As a Lead Data Engineer specialising in Databricks, you will design, build, and optimise data pipeline solutions on Databricks and related cloud platforms. Working closely with data scientists, analysts, and engineers, you will ensure our data infrastructure supports advanced analytics and business insights across industries (including energy, resources, and mining). You will join a collaborative, agile team where continuous improvement, innovation, and knowledge sharing are part of the culture.
- Work closely with data scientists, analysts, and other stakeholders to understand data requirements and deliver effective pipeline solutions.
- Contribute to Data Architecture and Solution Design, helping to build Proof of Concepts.
- Design, develop, and maintain robust ETL/ELT pipelines on using Databricks along with AWS / Azure / GCP tools and services, to ingest, process, and transform large datasets.
- Implement data validation, cleansing, and governance procedures to guarantee data quality, integrity, and security. This includes enforcing data standards and addressing data quality issues proactively.
- Continuously improve the scalability, efficiency, and cost-effectiveness of data pipelines. Identify opportunities to enhance performance, reliability, and cost-efficiency across our data systems.
- Monitor data pipeline performance and promptly troubleshoot any issues or failures to ensure high data availability and consistency. Leverage observability tools and best practices to maintain reliable pipelines.
- Develop streaming or event-driven data processes as needed for real-time analytics, leveraging frameworks like Apache Kafka and Spark Structured Streaming.
- Maintain clear documentation of data pipelines, data models, and processes for transparency and team knowledge sharing. Follow best practices in coding, testing, and version control to ensure maintainable and auditable workflows.
Qualifications
- Proficiency in Python for data engineering (including PySpark and libraries like pandas/Polars) and in SQL for data querying and transformation.
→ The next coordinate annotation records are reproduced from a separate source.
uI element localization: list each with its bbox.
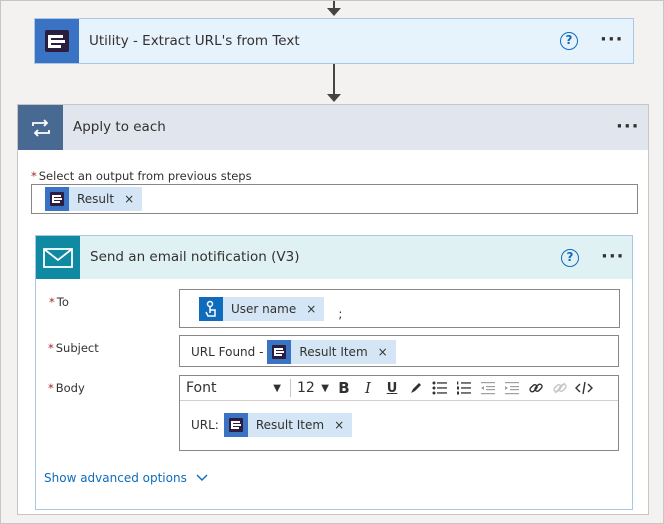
send-email-header[interactable]: Send an email notification (V3) ? ··· xyxy=(36,236,632,279)
body-editor[interactable]: Font ▼ 12 ▼ B I U URL: Result Item × xyxy=(179,375,619,451)
highlight-button[interactable] xyxy=(404,377,428,399)
to-label-text: To xyxy=(56,295,69,309)
mail-icon xyxy=(36,236,80,279)
connector-arrow-top xyxy=(327,8,341,16)
increase-indent-button[interactable] xyxy=(500,377,524,399)
result-item-token-label: Result Item xyxy=(299,345,368,359)
show-advanced-options-link[interactable]: Show advanced options xyxy=(44,471,209,485)
connector-arrow-middle xyxy=(327,94,341,102)
required-mark: * xyxy=(48,381,54,395)
chevron-down-icon xyxy=(196,474,208,481)
send-email-card: Send an email notification (V3) ? ··· * T… xyxy=(35,235,633,510)
connector-line-middle xyxy=(333,64,335,95)
utility-action-card[interactable]: Utility - Extract URL's from Text ? ··· xyxy=(34,18,634,64)
numbered-list-button[interactable] xyxy=(452,377,476,399)
toolbar-divider xyxy=(290,379,291,397)
subject-label-text: Subject xyxy=(55,341,99,355)
body-label-text: Body xyxy=(55,381,85,395)
remove-link-button[interactable] xyxy=(548,377,572,399)
increase-indent-icon xyxy=(505,382,519,395)
touch-icon xyxy=(199,297,223,321)
required-mark: * xyxy=(48,341,54,355)
result-token-label: Result xyxy=(77,192,115,206)
body-label: * Body xyxy=(48,381,85,395)
body-content[interactable]: URL: Result Item × xyxy=(191,413,353,437)
font-family-dropdown[interactable]: Font ▼ xyxy=(180,377,287,399)
result-item-token[interactable]: Result Item × xyxy=(267,340,396,364)
more-options-icon[interactable]: ··· xyxy=(600,29,624,50)
code-icon xyxy=(575,381,593,395)
show-advanced-options-label: Show advanced options xyxy=(44,471,187,485)
subject-field[interactable]: URL Found - Result Item × xyxy=(179,335,619,367)
to-field[interactable]: User name × ; xyxy=(179,289,620,328)
chevron-down-icon: ▼ xyxy=(273,382,281,394)
bullet-list-button[interactable] xyxy=(428,377,452,399)
body-toolbar: Font ▼ 12 ▼ B I U xyxy=(180,376,618,401)
bold-icon: B xyxy=(338,379,350,397)
select-output-label-text: Select an output from previous steps xyxy=(38,169,252,183)
result-item-token[interactable]: Result Item × xyxy=(223,413,353,437)
decrease-indent-icon xyxy=(481,382,495,395)
insert-link-button[interactable] xyxy=(524,377,548,399)
subject-label: * Subject xyxy=(48,341,99,355)
select-output-field[interactable]: Result × xyxy=(31,184,638,214)
remove-token-icon[interactable]: × xyxy=(124,192,134,206)
subject-prefix-text: URL Found - xyxy=(191,345,264,359)
select-output-label: * Select an output from previous steps xyxy=(31,169,252,183)
apply-to-each-card: Apply to each ··· * Select an output from… xyxy=(17,104,649,515)
document-extract-icon xyxy=(223,413,248,437)
font-family-value: Font xyxy=(186,380,217,396)
pen-icon xyxy=(411,383,421,393)
underline-button[interactable]: U xyxy=(380,377,404,399)
document-extract-icon xyxy=(267,340,292,364)
remove-token-icon[interactable]: × xyxy=(306,302,316,316)
user-name-token[interactable]: User name × xyxy=(199,297,325,321)
document-extract-icon xyxy=(45,187,69,211)
numbered-list-icon xyxy=(457,381,471,395)
italic-icon: I xyxy=(365,379,371,397)
loop-icon xyxy=(18,105,63,150)
required-mark: * xyxy=(31,169,37,183)
bold-button[interactable]: B xyxy=(332,377,356,399)
help-icon[interactable]: ? xyxy=(561,249,579,267)
apply-to-each-header[interactable]: Apply to each ··· xyxy=(18,105,648,150)
to-label: * To xyxy=(49,295,69,309)
apply-to-each-title: Apply to each xyxy=(73,119,166,135)
user-name-token-label: User name xyxy=(231,302,297,316)
remove-token-icon[interactable]: × xyxy=(378,345,388,359)
font-size-value: 12 xyxy=(297,380,315,396)
more-options-icon[interactable]: ··· xyxy=(601,246,625,267)
required-mark: * xyxy=(49,295,55,309)
body-prefix-text: URL: xyxy=(191,418,219,432)
send-email-title: Send an email notification (V3) xyxy=(90,249,300,265)
to-trailing-text: ; xyxy=(338,307,343,321)
italic-button[interactable]: I xyxy=(356,377,380,399)
result-item-token-label: Result Item xyxy=(255,418,325,432)
font-size-dropdown[interactable]: 12 ▼ xyxy=(294,377,332,399)
remove-token-icon[interactable]: × xyxy=(334,418,344,432)
decrease-indent-button[interactable] xyxy=(476,377,500,399)
underline-icon: U xyxy=(386,380,398,396)
bullet-list-icon xyxy=(432,381,447,395)
link-icon xyxy=(529,383,543,393)
result-token[interactable]: Result × xyxy=(45,187,143,211)
document-extract-icon xyxy=(35,19,79,63)
more-options-icon[interactable]: ··· xyxy=(616,116,640,137)
unlink-icon xyxy=(553,382,567,394)
code-view-button[interactable] xyxy=(572,377,596,399)
help-icon[interactable]: ? xyxy=(560,32,578,50)
chevron-down-icon: ▼ xyxy=(321,382,329,394)
utility-action-title: Utility - Extract URL's from Text xyxy=(89,33,300,49)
- Solid understanding of data warehousing concepts and dimensional data modeling (e.g. star schema, Kimball methodology).
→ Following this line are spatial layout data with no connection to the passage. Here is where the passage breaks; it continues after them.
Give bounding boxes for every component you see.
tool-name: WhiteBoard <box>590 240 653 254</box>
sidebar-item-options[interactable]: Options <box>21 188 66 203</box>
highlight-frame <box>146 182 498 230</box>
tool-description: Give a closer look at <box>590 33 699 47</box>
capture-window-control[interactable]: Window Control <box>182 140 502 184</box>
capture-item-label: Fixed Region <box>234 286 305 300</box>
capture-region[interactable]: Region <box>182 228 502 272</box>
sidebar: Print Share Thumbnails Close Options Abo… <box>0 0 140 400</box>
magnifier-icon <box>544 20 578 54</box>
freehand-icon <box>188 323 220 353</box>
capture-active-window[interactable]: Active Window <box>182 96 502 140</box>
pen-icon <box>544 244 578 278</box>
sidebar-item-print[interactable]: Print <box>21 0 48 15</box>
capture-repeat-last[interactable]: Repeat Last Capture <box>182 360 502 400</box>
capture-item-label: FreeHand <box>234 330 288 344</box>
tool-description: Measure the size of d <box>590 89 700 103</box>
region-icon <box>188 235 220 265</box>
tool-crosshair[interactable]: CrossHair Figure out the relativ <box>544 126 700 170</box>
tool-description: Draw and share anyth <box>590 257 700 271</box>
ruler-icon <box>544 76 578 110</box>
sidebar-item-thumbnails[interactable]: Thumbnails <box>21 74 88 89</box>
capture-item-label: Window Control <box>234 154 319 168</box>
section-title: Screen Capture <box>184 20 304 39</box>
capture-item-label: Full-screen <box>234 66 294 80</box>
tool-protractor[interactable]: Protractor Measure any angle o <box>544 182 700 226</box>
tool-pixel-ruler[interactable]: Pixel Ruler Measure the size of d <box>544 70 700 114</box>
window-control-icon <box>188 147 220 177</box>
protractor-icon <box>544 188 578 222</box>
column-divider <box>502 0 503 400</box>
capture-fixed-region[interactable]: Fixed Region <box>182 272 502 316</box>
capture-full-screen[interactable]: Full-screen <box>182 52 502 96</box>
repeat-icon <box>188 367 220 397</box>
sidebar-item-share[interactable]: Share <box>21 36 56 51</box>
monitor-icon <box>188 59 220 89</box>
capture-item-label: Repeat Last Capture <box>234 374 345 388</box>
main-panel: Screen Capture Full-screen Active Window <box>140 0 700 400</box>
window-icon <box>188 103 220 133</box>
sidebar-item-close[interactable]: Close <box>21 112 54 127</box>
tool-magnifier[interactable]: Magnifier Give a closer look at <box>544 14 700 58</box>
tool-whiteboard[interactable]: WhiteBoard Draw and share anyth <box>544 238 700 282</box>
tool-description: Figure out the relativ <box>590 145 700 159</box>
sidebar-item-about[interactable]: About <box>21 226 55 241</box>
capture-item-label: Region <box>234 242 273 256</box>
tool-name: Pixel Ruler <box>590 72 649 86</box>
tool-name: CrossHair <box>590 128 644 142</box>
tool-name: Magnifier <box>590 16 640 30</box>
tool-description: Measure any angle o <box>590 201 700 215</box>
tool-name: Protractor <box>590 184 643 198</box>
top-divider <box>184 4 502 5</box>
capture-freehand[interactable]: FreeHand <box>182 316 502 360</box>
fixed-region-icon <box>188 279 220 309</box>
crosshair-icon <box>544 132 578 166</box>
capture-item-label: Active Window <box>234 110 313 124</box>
- Hands-on experience with relational database systems and SQL (e.g. SQL Server, PostgreSQL) and familiarity with NoSQL databases (e.g. MongoDB, Cassandra) for varied data storage needs.
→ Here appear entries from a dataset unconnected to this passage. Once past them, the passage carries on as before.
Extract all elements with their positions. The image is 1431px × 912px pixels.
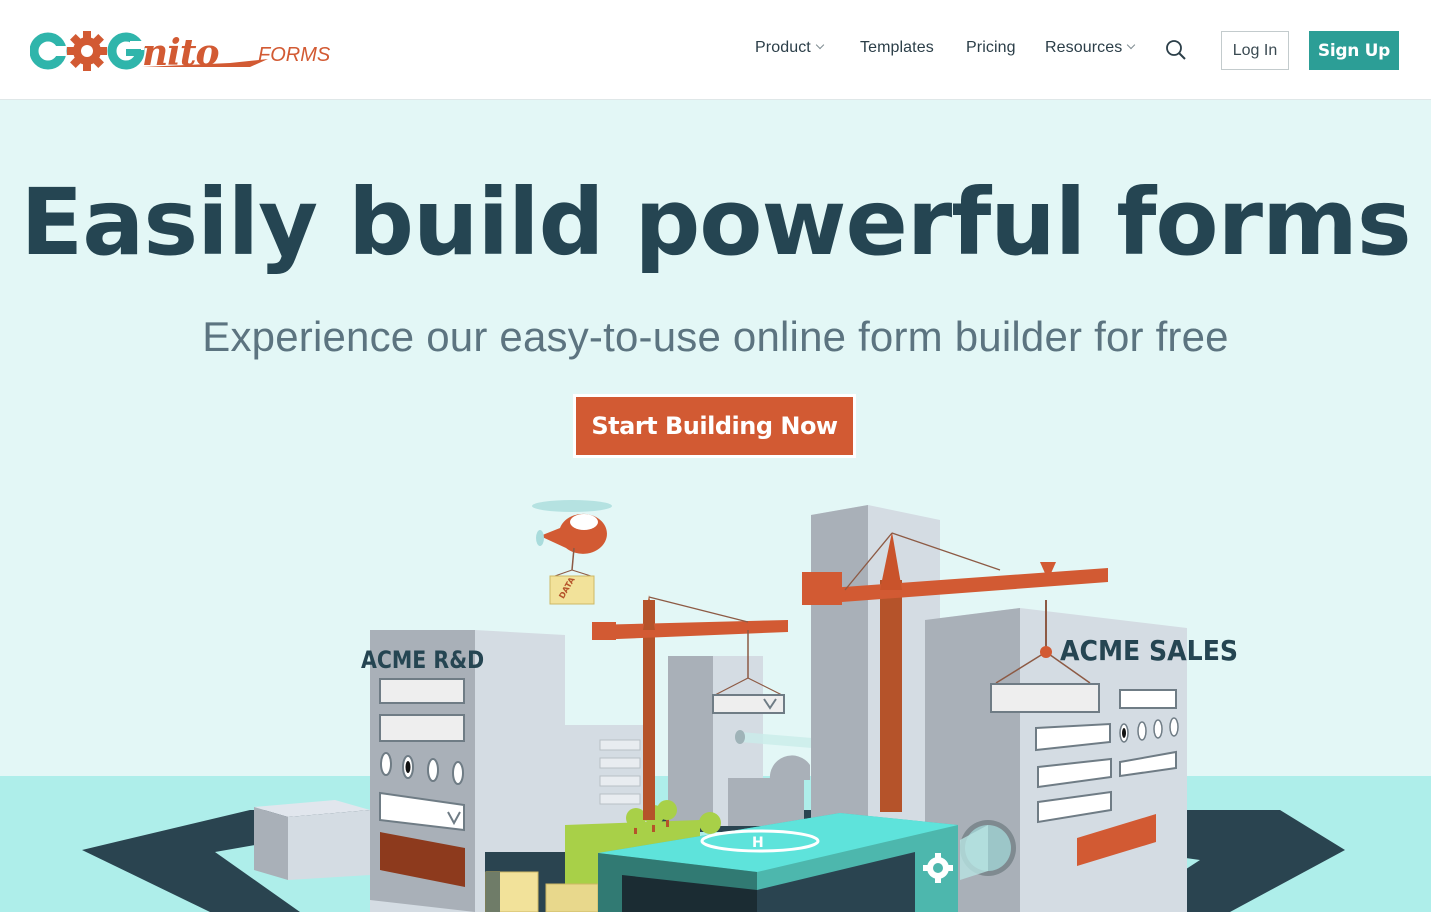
nav-resources-label: Resources xyxy=(1045,39,1123,56)
acme-sales-label: ACME SALES xyxy=(1060,634,1238,667)
nav-templates-label: Templates xyxy=(860,39,934,56)
acme-rd-label: ACME R&D xyxy=(361,645,484,674)
hero-illustration: ACME R&D ACME SALES DATA H xyxy=(0,480,1431,912)
site-header: nito FORMS Product Templates Pricing Res… xyxy=(0,0,1431,100)
helicopter-icon: DATA xyxy=(532,500,612,605)
nav-resources[interactable]: Resources xyxy=(1045,39,1136,57)
logo-nito-text: nito xyxy=(142,32,219,74)
small-block-building xyxy=(254,800,370,880)
hero-title: Easily build powerful forms xyxy=(20,169,1411,276)
logo-c-letter xyxy=(29,32,67,70)
chevron-down-icon xyxy=(815,40,825,50)
search-icon[interactable] xyxy=(1164,38,1188,62)
nav-templates[interactable]: Templates xyxy=(860,39,934,57)
login-button[interactable]: Log In xyxy=(1221,31,1289,70)
logo-forms-text: FORMS xyxy=(258,44,331,66)
acme-rd-building: ACME R&D xyxy=(361,630,565,912)
nav-pricing[interactable]: Pricing xyxy=(966,39,1016,57)
middle-building xyxy=(565,656,812,826)
logo-g-letter xyxy=(107,32,145,70)
nav-pricing-label: Pricing xyxy=(966,39,1016,56)
gear-icon xyxy=(67,31,107,71)
start-building-button[interactable]: Start Building Now xyxy=(573,394,856,458)
hero-subtitle: Experience our easy-to-use online form b… xyxy=(202,313,1229,360)
cognito-forms-logo[interactable]: nito FORMS xyxy=(29,27,340,75)
nav-product-label: Product xyxy=(755,39,811,56)
helipad-label: H xyxy=(752,835,764,851)
chevron-down-icon xyxy=(1127,40,1136,50)
nav-product[interactable]: Product xyxy=(755,39,825,57)
start-building-label: Start Building Now xyxy=(576,397,853,455)
signup-button[interactable]: Sign Up xyxy=(1309,31,1399,70)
- Strong experience designing and implementing ETL/ELT processes and integrating data from multiple sources.
- Proven experience working with multiple cloud data platforms such as AWS / Azure / GCP.
- Expertise in Databricks and the Spark ecosystem for large-scale data processing is required.
- Familiarity with data pipeline orchestration and automation tools and with CI/CD pipelines for deploying data workflows.
- Experience monitoring data pipeline performance and using observability tools to ensure data reliability is a plus.
- Experience with designing and building event-driven architectures and streaming data tools (such as Apache Kafka or Spark Streaming) is beneficial for handling real-time data flows.
- Experience working in Agile teams with iterative development, and a collaborative approach to problem-solving.
- Holding a current Databricks certification (e.g. Databricks Certified Data Engineer) is a strong advantage.
- Background in or understanding of data from the energy, resources, or mining industry is a plus, as it will help in delivering business-focused insights in these sectors.
Additional Information
Discover some of the global benefits that empower our people to become the best version of themselves:
- Finance: Competitive salary package, share plan, company performance bonuses, value-based recognition awards, referral bonus;
- Career Development: Career coaching, global career opportunities, non-linear career paths, internal development programmes for management and technical leadership;
- Learning Opportunities: Complex projects, rotations, internal tech communities, training, certifications, coaching, online learning platforms subscriptions, pass-it-on sessions, workshops, conferences;
- Work-Life Balance: Hybrid work and flexible working hours, employee assistance programme;
- Health: Global internal wellbeing programme, access to wellbeing apps;
- Community: Global internal tech communities, hobby clubs and interest groups, inclusion and diversity programmes, events and celebrations.
Additional Local Benefits
- Monthly Lifestyle Allowance: Contribution towards health and wellbeing activities like gym memberships.
- Novated Leasing: Pre-tax car leasing benefit for new and used cars.
- Loyalty Leave: Receive an additional day of leave on your 3rd, 4th, and 5th work anniversaries, accumulating up to a maximum of 3 extra days of leave per year.
- Inclusive Parental Leave Policy: 12 weeks of primary carer’s leave and 4 weeks of secondary carer’s leave.
- Work From Anywhere: In addition to our hybrid working policy, we also offer 20 days of working from anywhere per year. Ideal for an extended trip to get away from the city or visiting loved ones.